I used to say that they were economically illiterate, but it's worse than that. They simply know nothing more than what comes from either politicians, lobbyists or from other journalists.
They're part of the problem because their ignorance of the city shows through every time they talk. They reinforce the idea that the city is special because rather than taking the time to tiny amount of time to learn and explain this stuff, they'd rather be lazy and pretend it's all super-complicated. When the politicians and city both say "the banks need bailing out", the journalists just nod along because they don't have a clue.
My hope for the net is that people realise that they're being fed a load of old shit by journalists and find better sources (I only respect the Christian Science Monitor - don't be put off by the name).
I would be interested to know how much is actually kept by individuals in bank accounts. If HMG had simply stood behind depositors and handed them the money back from the public purse, for example, how much would the total cost have been? Not all banks would have totally run out of cash, mind, so it wouldn't be 100% of all bank deposits.
Also, how do the figures compare with the £200bn QE?
What you're forgetting is the otherside of the coin. If the State let the insolvent banks go hang, and just made the depositors good, what would happen? The remaining creditors (the bondholders and shareholders) would have to liquidate the rest of the assets to try and salvage something for themselves. This would mean calling in all the business overdrafts, (and personal ones), causing a massive knock-on effect through the economy. Firms would go bust as they would be unable to repay money owed. Fire sales of assets would depress asset prices, weakening other banks. The whole thing would spiral down rapidly, probably destroying the entire economy in the process.

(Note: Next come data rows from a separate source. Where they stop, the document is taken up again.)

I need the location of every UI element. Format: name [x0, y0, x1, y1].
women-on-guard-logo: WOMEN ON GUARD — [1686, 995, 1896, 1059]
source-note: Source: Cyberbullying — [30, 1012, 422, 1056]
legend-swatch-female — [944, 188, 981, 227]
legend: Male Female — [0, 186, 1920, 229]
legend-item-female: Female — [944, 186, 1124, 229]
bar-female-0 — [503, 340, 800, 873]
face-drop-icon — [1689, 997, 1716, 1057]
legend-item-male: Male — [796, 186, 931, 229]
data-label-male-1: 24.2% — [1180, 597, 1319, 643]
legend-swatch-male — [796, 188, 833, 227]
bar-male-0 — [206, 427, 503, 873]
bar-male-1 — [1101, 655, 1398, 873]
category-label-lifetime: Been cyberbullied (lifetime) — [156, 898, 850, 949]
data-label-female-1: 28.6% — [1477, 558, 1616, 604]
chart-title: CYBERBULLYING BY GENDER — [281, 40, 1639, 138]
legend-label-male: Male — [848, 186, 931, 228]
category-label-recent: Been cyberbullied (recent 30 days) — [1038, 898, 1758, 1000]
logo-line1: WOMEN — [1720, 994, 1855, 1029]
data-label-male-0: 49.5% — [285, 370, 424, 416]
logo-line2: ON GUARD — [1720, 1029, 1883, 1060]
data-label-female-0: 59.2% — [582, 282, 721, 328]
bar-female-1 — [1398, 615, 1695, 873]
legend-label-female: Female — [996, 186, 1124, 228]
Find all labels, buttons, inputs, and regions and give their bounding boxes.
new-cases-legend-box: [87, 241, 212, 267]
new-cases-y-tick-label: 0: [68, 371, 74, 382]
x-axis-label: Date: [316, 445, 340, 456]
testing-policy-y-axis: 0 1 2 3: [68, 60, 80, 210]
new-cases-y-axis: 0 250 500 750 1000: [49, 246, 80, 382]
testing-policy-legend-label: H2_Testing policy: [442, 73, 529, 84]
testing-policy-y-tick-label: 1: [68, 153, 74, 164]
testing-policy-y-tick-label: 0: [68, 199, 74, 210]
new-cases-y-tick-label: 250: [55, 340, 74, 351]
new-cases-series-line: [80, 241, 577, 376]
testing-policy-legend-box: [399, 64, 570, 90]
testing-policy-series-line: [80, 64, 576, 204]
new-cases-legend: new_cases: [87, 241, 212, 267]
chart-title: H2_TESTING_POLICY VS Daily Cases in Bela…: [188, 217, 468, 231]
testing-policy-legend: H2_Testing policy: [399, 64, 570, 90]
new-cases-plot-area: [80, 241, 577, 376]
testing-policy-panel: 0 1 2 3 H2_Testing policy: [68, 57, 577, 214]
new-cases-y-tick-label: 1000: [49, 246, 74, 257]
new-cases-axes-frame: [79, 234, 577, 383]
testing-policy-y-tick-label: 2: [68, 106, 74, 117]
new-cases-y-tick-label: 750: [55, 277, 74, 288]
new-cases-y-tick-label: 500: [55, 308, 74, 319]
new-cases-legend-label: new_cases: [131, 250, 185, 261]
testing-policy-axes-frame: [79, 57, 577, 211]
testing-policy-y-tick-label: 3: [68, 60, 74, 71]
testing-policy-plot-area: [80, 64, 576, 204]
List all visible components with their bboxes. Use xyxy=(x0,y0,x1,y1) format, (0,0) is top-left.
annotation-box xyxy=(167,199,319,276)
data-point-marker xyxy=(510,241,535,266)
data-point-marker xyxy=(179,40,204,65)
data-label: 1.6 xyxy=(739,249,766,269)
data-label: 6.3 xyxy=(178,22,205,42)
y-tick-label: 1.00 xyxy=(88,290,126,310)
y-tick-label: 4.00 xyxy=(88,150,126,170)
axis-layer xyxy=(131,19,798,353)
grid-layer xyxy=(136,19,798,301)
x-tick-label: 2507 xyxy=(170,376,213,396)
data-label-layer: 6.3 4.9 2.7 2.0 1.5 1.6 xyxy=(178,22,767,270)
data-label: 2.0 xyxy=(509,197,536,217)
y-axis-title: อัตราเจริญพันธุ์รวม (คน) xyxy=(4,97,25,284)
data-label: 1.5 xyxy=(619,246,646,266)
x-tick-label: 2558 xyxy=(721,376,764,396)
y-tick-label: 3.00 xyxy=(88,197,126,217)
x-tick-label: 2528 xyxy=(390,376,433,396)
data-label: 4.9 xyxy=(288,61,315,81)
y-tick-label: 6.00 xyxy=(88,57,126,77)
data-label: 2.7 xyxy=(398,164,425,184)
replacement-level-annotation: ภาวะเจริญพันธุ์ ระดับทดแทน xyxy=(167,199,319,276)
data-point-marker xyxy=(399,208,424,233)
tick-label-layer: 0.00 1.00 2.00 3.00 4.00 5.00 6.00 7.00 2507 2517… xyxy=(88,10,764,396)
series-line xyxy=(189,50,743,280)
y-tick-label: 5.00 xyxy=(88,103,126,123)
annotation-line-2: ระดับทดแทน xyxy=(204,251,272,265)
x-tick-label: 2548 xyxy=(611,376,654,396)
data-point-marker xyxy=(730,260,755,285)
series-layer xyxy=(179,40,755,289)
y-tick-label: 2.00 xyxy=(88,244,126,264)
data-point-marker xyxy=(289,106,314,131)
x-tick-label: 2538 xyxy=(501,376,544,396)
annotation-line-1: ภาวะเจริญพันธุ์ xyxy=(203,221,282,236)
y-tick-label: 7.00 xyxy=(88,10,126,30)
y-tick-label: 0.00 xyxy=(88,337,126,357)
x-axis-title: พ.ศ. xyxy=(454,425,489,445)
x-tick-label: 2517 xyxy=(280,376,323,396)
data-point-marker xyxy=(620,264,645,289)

What the State should have done was let the banks go bust, but bought them as a going concern from the receiver for a £1. The bondholders and shareholders would have been wiped out (hard cheese, they were in the risk business), the depositors and borrowers would have been safe, the State could inject the capital required. All staff, including the highly paid investment bankers would have had to have new employment contracts, so the bonus situation would have been sorted too. Everyone would have signed too, as a lower paid job in the hand would have been worth any number of higher paid ones in the bush at that time.
S, your first paragraph doesn't quite stack up - why would bondholders act against their own interests? And shareholders aren't creditors they are owners - so they can ask to be repaid.
As ever, the solution to all this is debt-for-equity swaps.
As to your second para, you say 'the State should have let them go bust and bought them for £1', but in your first para you say that the State can't let them go bust. Doth not compute.
And you don't appear to have understood the basic idea I suggested in the post - instead of a depositor having a claim against the bank (the furniture shop), the government gives the depositor his money AND THEN the government has a claim against the bank (the shop).
No money actually leaves the bank on Day One, all that happens is the bank crosses out the names of the account holders and substitutes "HM Government" instead.
People refuse to understand banking but maybe they understand furniture shops - do you accept that it does not affect the furniture shop if HMG gives Mr Customer his £100? In the same way, it doesn't affect you if I give my kids £100 for their birthdays?
Musgrave: I also agree with Positive Money.
Onus Probandy: If your savings are at risk and you'd thus rather keep the money under your bed, then the banks have to work harder to convince you to leave the money with them, e.g. pay you more interest. Thus as a saver and a taxpayer, you are currently paying tax for the privilege of getting lower interest rates on your savings.